The British government should not give final approval to the expansion of London’s Heathrow airport until it shows it accepts and will comply with environmental conditions, a parliamentary committee said in a report.
Members of parliament on the Environmental Audit Committee said Heathrow must show it can reconcile expansion with a commitment to introduce a ban on night flights, a legal commitment on air quality and demonstrate that an expanded Heathrow would be less noisy than a two-runway Heathrow.
“The communities living near to the roads around Heathrow already put up with noise and extra traffic, it would be quite unacceptable to subject them to a potentially significant deterioration in air quality as well,” committee chairman Huw Irranca-Davies said in a statement.

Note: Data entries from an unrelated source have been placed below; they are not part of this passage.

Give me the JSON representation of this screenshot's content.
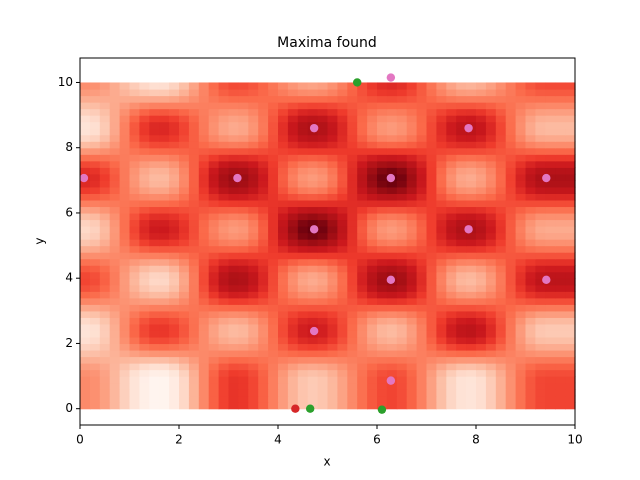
{
  "chart_data": {
    "type": "heatmap-scatter",
    "title": "Maxima found",
    "x_label": "x",
    "y_label": "y",
    "xlim": [
      0,
      10
    ],
    "ylim": [
      -0.5,
      10.75
    ],
    "xticks": [
      0,
      2,
      4,
      6,
      8,
      10
    ],
    "yticks": [
      0,
      2,
      4,
      6,
      8,
      10
    ],
    "colormap": "Reds",
    "extent": [
      0,
      10,
      0,
      10
    ],
    "heatmap": {
      "x": [
        0.1,
        1.6,
        3.15,
        4.7,
        6.28,
        7.85,
        9.42
      ],
      "y": [
        0.86,
        2.4,
        3.95,
        5.5,
        7.07,
        8.6,
        10.1
      ],
      "z": [
        [
          0.4,
          0.0,
          0.65,
          0.2,
          0.6,
          0.1,
          0.6
        ],
        [
          0.1,
          0.65,
          0.25,
          0.75,
          0.25,
          0.8,
          0.2
        ],
        [
          0.6,
          0.15,
          0.85,
          0.3,
          0.9,
          0.25,
          0.8
        ],
        [
          0.15,
          0.75,
          0.35,
          1.0,
          0.35,
          0.85,
          0.3
        ],
        [
          0.7,
          0.25,
          0.9,
          0.35,
          1.0,
          0.3,
          0.85
        ],
        [
          0.1,
          0.7,
          0.3,
          0.85,
          0.35,
          0.8,
          0.25
        ],
        [
          0.4,
          0.1,
          0.6,
          0.3,
          0.7,
          0.25,
          0.6
        ]
      ]
    },
    "series": [
      {
        "color": "#d62728",
        "x": [
          4.35
        ],
        "values": [
          0.0
        ]
      },
      {
        "color": "#2ca02c",
        "x": [
          5.6,
          4.65,
          6.1
        ],
        "values": [
          10.0,
          0.0,
          -0.03
        ]
      },
      {
        "color": "#e377c2",
        "x": [
          0.08,
          3.18,
          4.73,
          4.73,
          4.73,
          6.28,
          6.28,
          6.28,
          7.85,
          7.85,
          9.42,
          9.42,
          6.28
        ],
        "values": [
          7.07,
          7.07,
          8.6,
          5.5,
          2.38,
          7.07,
          3.95,
          0.86,
          8.6,
          5.5,
          7.07,
          3.95,
          10.15
        ]
      }
    ]
  }
}
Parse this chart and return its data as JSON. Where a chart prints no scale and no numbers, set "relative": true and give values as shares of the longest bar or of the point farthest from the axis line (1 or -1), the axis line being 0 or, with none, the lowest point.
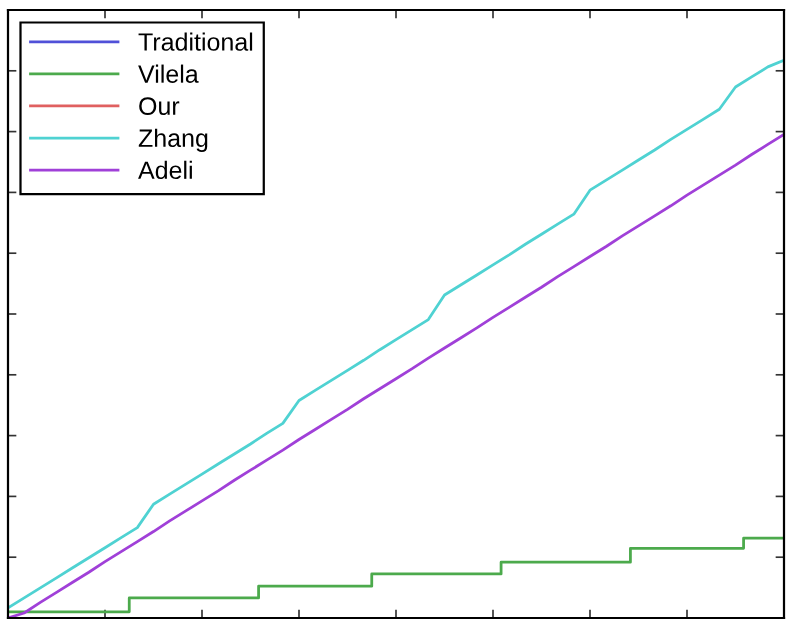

A government-appointed Airports Commission named Heathrow as the preferred site for London airport expansion in July, and Prime Minister David Cameron has said he will decide by the end of the year whether a new GBP£23 billion (USD$35 billion) runway should be built there.
Heathrow said the committee was right to look at the environmental impact of expansion but said its plan would make Heathrow quieter and served by improved public transport links which would help improve air quality.
The airport has been campaigning for years to be allowed to add a third runway because it is operating at full capacity but it faces opposition from some prominent politicians, local residents in west London and environmental groups.
Activists opposed to the expansion of Heathrow blocked an approach tunnel last week, bringing traffic chaos to the airport.
The final decision on expansion poses problems for Cameron who pledged to voters before an election in 2010 that he would not allow a third runway, “no ifs, no buts”. His party’s candidate for next May’s London Mayoral election is also opposed to expansion of Heathrow.
Gatwick airport, Heathrow’s rival to the south of the capital, said the parliamentary committee’s report brought into question the basis for the Airport Commission’s recommendation.
“The Committee questions the entire legal basis of the Airports Commission report on air quality and highlights the many other environmental hurdles facing Heathrow expansion,” said Gatwick’s chief executive Stewart Wingate.
“It is increasingly clear only expansion at Gatwick is legal and can actually happen.”